Caterpillar bus-engine problems delayed minor-league baseball teams for hours and left senior citizens sweating on roadsides, said Jeff Polzien, owner of Red Carpet Charters, an Oklahoma City company that is suing Caterpillar for damages.

Mike Haggerty, chairman of CH Bus Sales, Faribault, Minn., recalls attending a Caterpillar expense-paid seminar about seven years ago in Pebble Beach, Calif., and hearing that the engines represented "cutting-edge technology." He ordered more than 60 buses with those engines, both for resale to his customers and for use at a Southwestern U.S. charter service he owned then.

"It's a disaster," Mr. Haggerty said. He said engine fires destroyed two of the buses, and the others were so unreliable "we got to the point where we just couldn't send them out" on long trips. He has begun replacing the engines and transmissions in some of the buses with equipment made by other suppliers at a cost of roughly $125,000 per vehicle.

CH Bus's suit against Caterpillar, filed in 2012, is pending in state Superior Court in Orange County, Calif.

A Caterpillar spokeswoman said the company, based in Peoria, Ill., "is addressing various claims relating to alleged performance issues" with engines designed to comply with U.S. emission-control standards that took effect in 2007. She added: "Our customers have utilized and had success with the performance of these engines in trucks, buses, and RVs across millions of miles in North America." Caterpillar declined to comment further.

It isn't clear how much the litigation will ultimately cost Caterpillar. A suit filed in May by Harmon Brothers Charter Services Inc. of Union City, Ga., in U.S. District Court in Atlanta alleged that Caterpillar "has paid tens of millions of dollars to settle lawsuits brought by large fleet dealers (or other well-financed adversaries) relating to defects" with the engines.
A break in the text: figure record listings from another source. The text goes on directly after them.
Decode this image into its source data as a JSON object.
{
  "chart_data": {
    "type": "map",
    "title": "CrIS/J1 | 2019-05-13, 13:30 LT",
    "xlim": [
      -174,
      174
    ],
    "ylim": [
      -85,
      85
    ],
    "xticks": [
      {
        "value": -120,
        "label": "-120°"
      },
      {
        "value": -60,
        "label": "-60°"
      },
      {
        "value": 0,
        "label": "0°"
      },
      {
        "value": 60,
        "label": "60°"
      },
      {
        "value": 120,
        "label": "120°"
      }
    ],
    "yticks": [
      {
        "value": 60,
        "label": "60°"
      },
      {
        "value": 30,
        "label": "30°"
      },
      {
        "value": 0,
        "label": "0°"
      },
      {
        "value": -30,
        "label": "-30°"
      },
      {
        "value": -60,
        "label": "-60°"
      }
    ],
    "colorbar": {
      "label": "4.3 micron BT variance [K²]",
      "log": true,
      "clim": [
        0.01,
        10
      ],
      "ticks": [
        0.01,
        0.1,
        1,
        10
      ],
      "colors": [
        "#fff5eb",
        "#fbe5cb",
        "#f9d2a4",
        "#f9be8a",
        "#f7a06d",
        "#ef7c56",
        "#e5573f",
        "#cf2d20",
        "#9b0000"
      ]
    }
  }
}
Last September, Caterpillar agreed to pay $900,000 to the Northside Independent School District in San Antonio, Texas, to settle a suit over school buses. The school district blamed Caterpillar engines for two fires.

When the U.S. Environmental Protection Agency began clamping down on exhaust-belching diesel engines in the late 1990s, Caterpillar faced the challenge of devising pollution-reduction systems for its bulldozers and excavators as well as for its truck engines. A solution covering all of those needs was complicated because engines in commercial trucks and buses typically operate at prolonged faster speeds and generate hotter exhaust than a slow-moving bulldozer or excavator.
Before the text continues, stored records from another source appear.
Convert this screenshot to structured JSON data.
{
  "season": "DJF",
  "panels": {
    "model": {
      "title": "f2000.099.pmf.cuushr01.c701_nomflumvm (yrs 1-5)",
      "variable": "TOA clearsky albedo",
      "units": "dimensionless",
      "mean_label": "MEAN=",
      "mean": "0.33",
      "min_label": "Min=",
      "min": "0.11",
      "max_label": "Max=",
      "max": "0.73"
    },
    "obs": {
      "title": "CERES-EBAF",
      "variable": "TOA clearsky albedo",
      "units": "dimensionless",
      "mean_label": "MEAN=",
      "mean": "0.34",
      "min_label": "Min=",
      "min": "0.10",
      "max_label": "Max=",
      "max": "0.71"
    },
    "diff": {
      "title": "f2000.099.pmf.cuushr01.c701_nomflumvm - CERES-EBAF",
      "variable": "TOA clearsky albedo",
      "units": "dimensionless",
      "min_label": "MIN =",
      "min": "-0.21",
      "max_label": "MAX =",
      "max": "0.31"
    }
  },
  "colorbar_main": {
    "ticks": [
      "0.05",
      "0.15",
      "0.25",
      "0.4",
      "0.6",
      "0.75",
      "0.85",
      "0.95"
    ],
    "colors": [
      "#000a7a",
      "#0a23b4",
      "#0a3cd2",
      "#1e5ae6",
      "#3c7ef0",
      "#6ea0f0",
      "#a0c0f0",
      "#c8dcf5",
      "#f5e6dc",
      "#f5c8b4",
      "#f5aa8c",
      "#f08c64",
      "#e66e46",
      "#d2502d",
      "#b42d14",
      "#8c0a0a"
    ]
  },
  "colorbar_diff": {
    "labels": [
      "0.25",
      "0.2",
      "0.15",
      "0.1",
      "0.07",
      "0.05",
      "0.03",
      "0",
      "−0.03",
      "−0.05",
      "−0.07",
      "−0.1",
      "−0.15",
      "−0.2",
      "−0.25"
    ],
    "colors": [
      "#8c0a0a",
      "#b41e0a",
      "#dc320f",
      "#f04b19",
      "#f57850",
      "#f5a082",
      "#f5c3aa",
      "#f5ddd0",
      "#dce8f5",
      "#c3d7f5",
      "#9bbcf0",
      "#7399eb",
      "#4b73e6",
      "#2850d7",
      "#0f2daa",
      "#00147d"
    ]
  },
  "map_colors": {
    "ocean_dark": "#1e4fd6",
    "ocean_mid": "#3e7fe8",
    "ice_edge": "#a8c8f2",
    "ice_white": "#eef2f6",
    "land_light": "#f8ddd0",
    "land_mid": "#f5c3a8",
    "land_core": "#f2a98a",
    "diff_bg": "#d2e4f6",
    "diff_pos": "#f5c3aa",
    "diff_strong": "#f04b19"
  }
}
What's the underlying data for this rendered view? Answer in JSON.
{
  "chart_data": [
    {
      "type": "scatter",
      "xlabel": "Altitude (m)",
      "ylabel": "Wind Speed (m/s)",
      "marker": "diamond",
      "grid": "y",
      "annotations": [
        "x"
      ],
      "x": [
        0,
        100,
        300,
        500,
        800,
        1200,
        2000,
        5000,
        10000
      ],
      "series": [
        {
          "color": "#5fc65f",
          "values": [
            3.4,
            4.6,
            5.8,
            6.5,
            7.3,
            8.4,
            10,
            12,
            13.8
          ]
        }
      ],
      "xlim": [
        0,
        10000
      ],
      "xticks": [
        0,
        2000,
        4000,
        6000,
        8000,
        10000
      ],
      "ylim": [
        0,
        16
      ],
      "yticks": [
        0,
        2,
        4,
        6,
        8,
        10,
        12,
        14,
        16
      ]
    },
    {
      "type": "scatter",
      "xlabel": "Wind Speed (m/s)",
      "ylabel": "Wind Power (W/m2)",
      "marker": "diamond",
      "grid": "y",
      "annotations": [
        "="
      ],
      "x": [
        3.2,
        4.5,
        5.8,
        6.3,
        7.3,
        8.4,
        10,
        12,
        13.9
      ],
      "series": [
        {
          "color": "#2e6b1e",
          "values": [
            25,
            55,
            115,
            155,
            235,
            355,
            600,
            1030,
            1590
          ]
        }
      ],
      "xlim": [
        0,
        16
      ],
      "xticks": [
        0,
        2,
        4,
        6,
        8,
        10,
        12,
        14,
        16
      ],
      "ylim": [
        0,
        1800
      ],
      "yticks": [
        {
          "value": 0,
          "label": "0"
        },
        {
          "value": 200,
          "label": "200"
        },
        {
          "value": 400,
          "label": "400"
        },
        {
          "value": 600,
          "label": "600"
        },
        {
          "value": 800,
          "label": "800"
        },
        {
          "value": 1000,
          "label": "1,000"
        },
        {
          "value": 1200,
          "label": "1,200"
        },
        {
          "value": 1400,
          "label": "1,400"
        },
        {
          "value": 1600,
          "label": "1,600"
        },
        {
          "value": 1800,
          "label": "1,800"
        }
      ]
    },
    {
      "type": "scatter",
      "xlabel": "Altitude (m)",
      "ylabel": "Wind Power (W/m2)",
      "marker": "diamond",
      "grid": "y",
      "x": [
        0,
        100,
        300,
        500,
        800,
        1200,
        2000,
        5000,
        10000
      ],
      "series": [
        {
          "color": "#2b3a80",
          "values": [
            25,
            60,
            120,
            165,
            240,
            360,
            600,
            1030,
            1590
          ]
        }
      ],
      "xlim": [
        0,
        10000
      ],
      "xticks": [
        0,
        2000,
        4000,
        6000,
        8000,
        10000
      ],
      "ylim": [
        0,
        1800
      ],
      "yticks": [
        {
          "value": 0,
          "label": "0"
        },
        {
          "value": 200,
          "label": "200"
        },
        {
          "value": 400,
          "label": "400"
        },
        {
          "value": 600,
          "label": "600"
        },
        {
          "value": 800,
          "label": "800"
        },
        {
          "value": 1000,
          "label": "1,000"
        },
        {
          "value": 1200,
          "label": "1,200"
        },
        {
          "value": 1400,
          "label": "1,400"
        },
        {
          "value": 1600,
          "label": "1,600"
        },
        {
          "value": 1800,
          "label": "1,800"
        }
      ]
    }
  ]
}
In the early 2000s, Caterpillar engineers came up with an in-house exhaust-treatment system known as ACERT, or Advanced Combustion Emissions Reduction Technology.

"ACERT was really made for off-highway use," said Tom Rhein, president of engine- and truck-market forecasting firm Rhein Associates in Michigan. "They adapted it for on-highway, but it didn't work."
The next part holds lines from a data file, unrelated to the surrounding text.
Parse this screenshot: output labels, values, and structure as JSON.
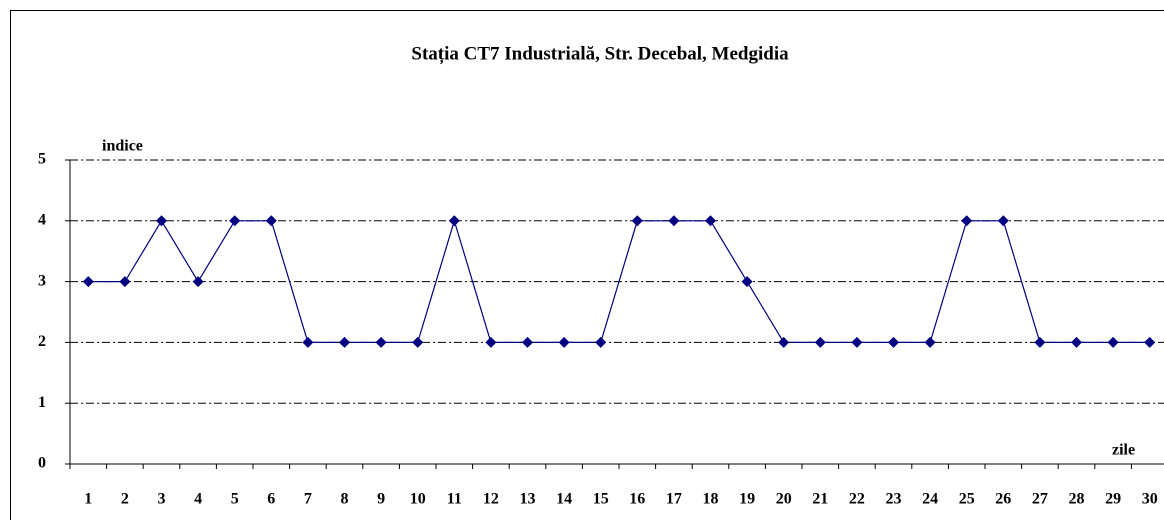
{
  "chart_data": {
    "type": "line",
    "title": "Stația CT7 Industrială, Str. Decebal, Medgidia",
    "ylabel": "indice",
    "xlabel": "zile",
    "categories": [
      "1",
      "2",
      "3",
      "4",
      "5",
      "6",
      "7",
      "8",
      "9",
      "10",
      "11",
      "12",
      "13",
      "14",
      "15",
      "16",
      "17",
      "18",
      "19",
      "20",
      "21",
      "22",
      "23",
      "24",
      "25",
      "26",
      "27",
      "28",
      "29",
      "30"
    ],
    "series": [
      {
        "color": "#000080",
        "values": [
          3,
          3,
          4,
          3,
          4,
          4,
          2,
          2,
          2,
          2,
          4,
          2,
          2,
          2,
          2,
          4,
          4,
          4,
          3,
          2,
          2,
          2,
          2,
          2,
          4,
          4,
          2,
          2,
          2,
          2
        ]
      }
    ],
    "ylim": [
      0,
      5
    ],
    "yticks": [
      0,
      1,
      2,
      3,
      4,
      5
    ],
    "grid": true
  }
}
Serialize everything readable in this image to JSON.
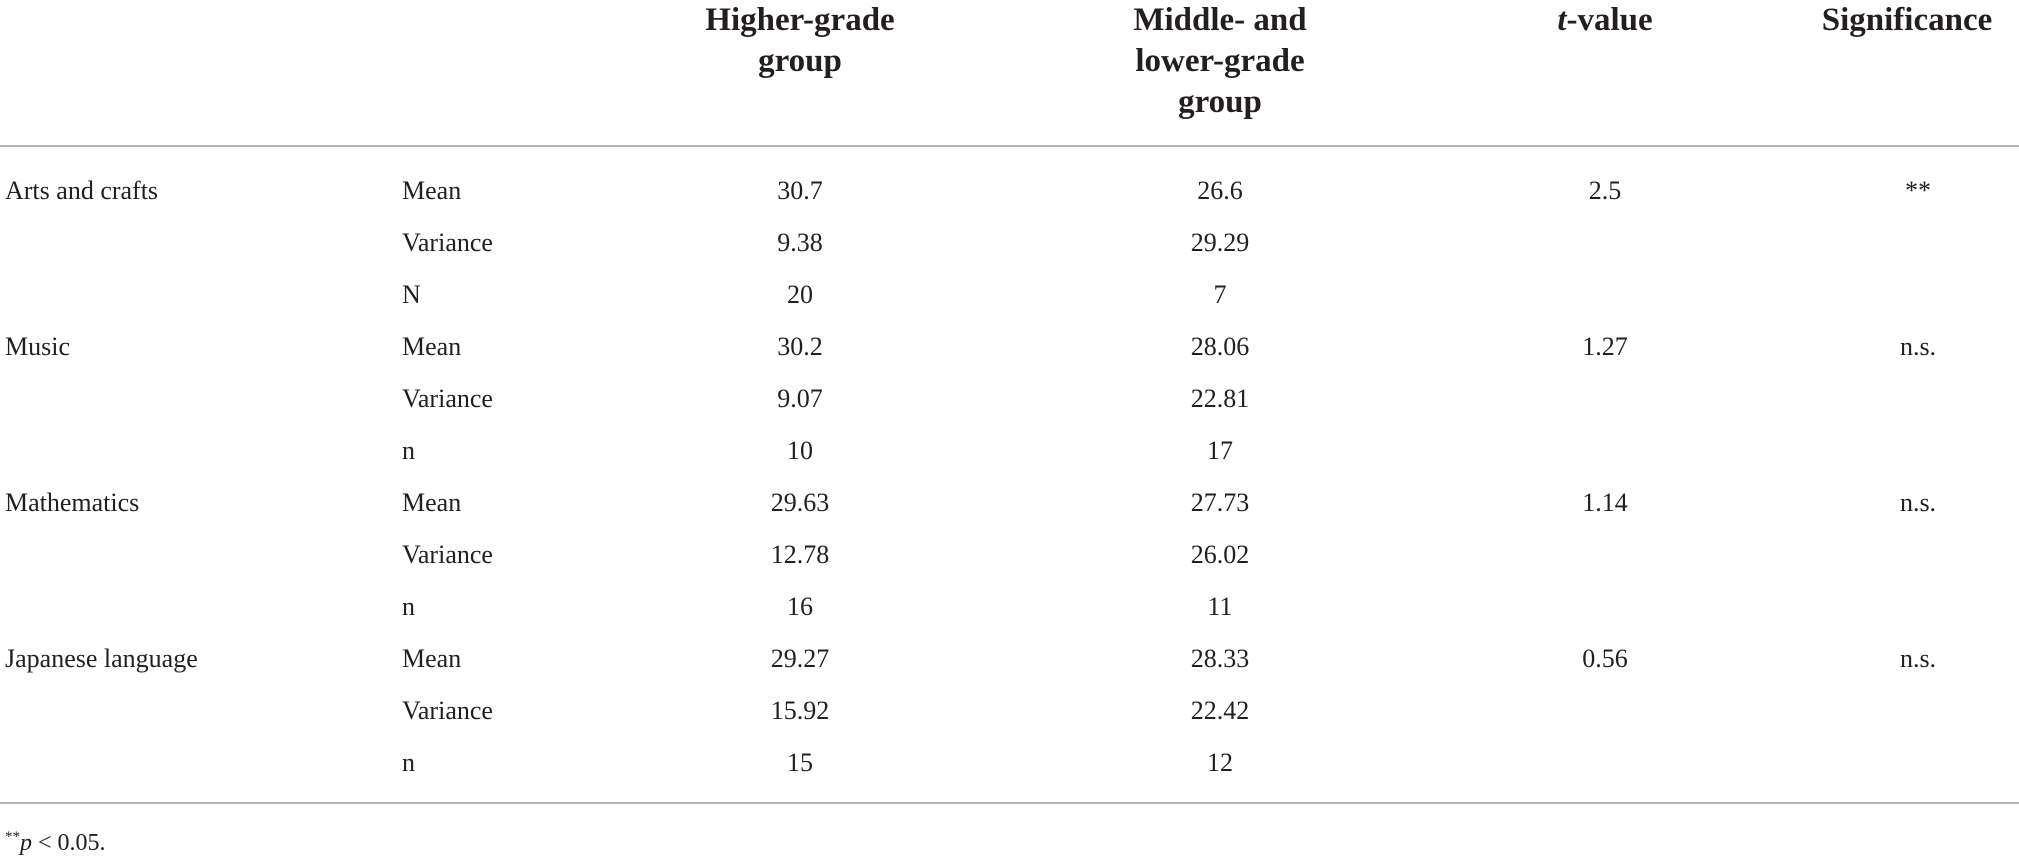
{
  "header": {
    "higher_line1": "Higher-grade",
    "higher_line2": "group",
    "middle_line1": "Middle- and",
    "middle_line2": "lower-grade",
    "middle_line3": "group",
    "tvalue_italic": "t",
    "tvalue_rest": "-value",
    "significance": "Significance"
  },
  "rows": [
    {
      "subject": "Arts and crafts",
      "stat": "Mean",
      "higher": "30.7",
      "middle": "26.6",
      "tvalue": "2.5",
      "sig": "**"
    },
    {
      "subject": "",
      "stat": "Variance",
      "higher": "9.38",
      "middle": "29.29",
      "tvalue": "",
      "sig": ""
    },
    {
      "subject": "",
      "stat": "N",
      "higher": "20",
      "middle": "7",
      "tvalue": "",
      "sig": ""
    },
    {
      "subject": "Music",
      "stat": "Mean",
      "higher": "30.2",
      "middle": "28.06",
      "tvalue": "1.27",
      "sig": "n.s."
    },
    {
      "subject": "",
      "stat": "Variance",
      "higher": "9.07",
      "middle": "22.81",
      "tvalue": "",
      "sig": ""
    },
    {
      "subject": "",
      "stat": "n",
      "higher": "10",
      "middle": "17",
      "tvalue": "",
      "sig": ""
    },
    {
      "subject": "Mathematics",
      "stat": "Mean",
      "higher": "29.63",
      "middle": "27.73",
      "tvalue": "1.14",
      "sig": "n.s."
    },
    {
      "subject": "",
      "stat": "Variance",
      "higher": "12.78",
      "middle": "26.02",
      "tvalue": "",
      "sig": ""
    },
    {
      "subject": "",
      "stat": "n",
      "higher": "16",
      "middle": "11",
      "tvalue": "",
      "sig": ""
    },
    {
      "subject": "Japanese language",
      "stat": "Mean",
      "higher": "29.27",
      "middle": "28.33",
      "tvalue": "0.56",
      "sig": "n.s."
    },
    {
      "subject": "",
      "stat": "Variance",
      "higher": "15.92",
      "middle": "22.42",
      "tvalue": "",
      "sig": ""
    },
    {
      "subject": "",
      "stat": "n",
      "higher": "15",
      "middle": "12",
      "tvalue": "",
      "sig": ""
    }
  ],
  "footnote": {
    "mark": "**",
    "p_italic": "p",
    "rest": " < 0.05."
  }
}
Doug Oberhelman, chief executive of Caterpillar since July 2010, helped oversee the ACERT program. At a presentation in 2005, he hailed the technology for "performance and durability that is synonymous with the Caterpillar name."

The ACERT system is based on improving the circulation of exhaust through the engine as way to reduce pollutants. It includes a filter designed to trap exhaust soot, which is then regenerated into fuel. Several of the suits allege that malfunctions frequently caused warning lights to go on and forced drivers to halt the vehicles.

As Caterpillar's problems with the 2007 engines increased, the company faced an even bigger hurdle in complying with stricter EPA standards on diesel exhaust starting in 2010.

"As the standards got higher, the [technology] challenges got higher too and Cat struggled with them," said Dennis Huibregtse, senior vice president of Minnesota-based market forecaster Power Systems Research. "They knew they were going to have difficulty meeting the 2010 emissions standards." The company's decision to pull out of the U.S. market for on-highway vehicles solved that problem, but left behind a growing pile of lawsuits.

On Wednesday, the U.S. Judicial Panel on Multidistrict Litigation consolidated five of the suits and referred them to the U.S. District Court of New Jersey.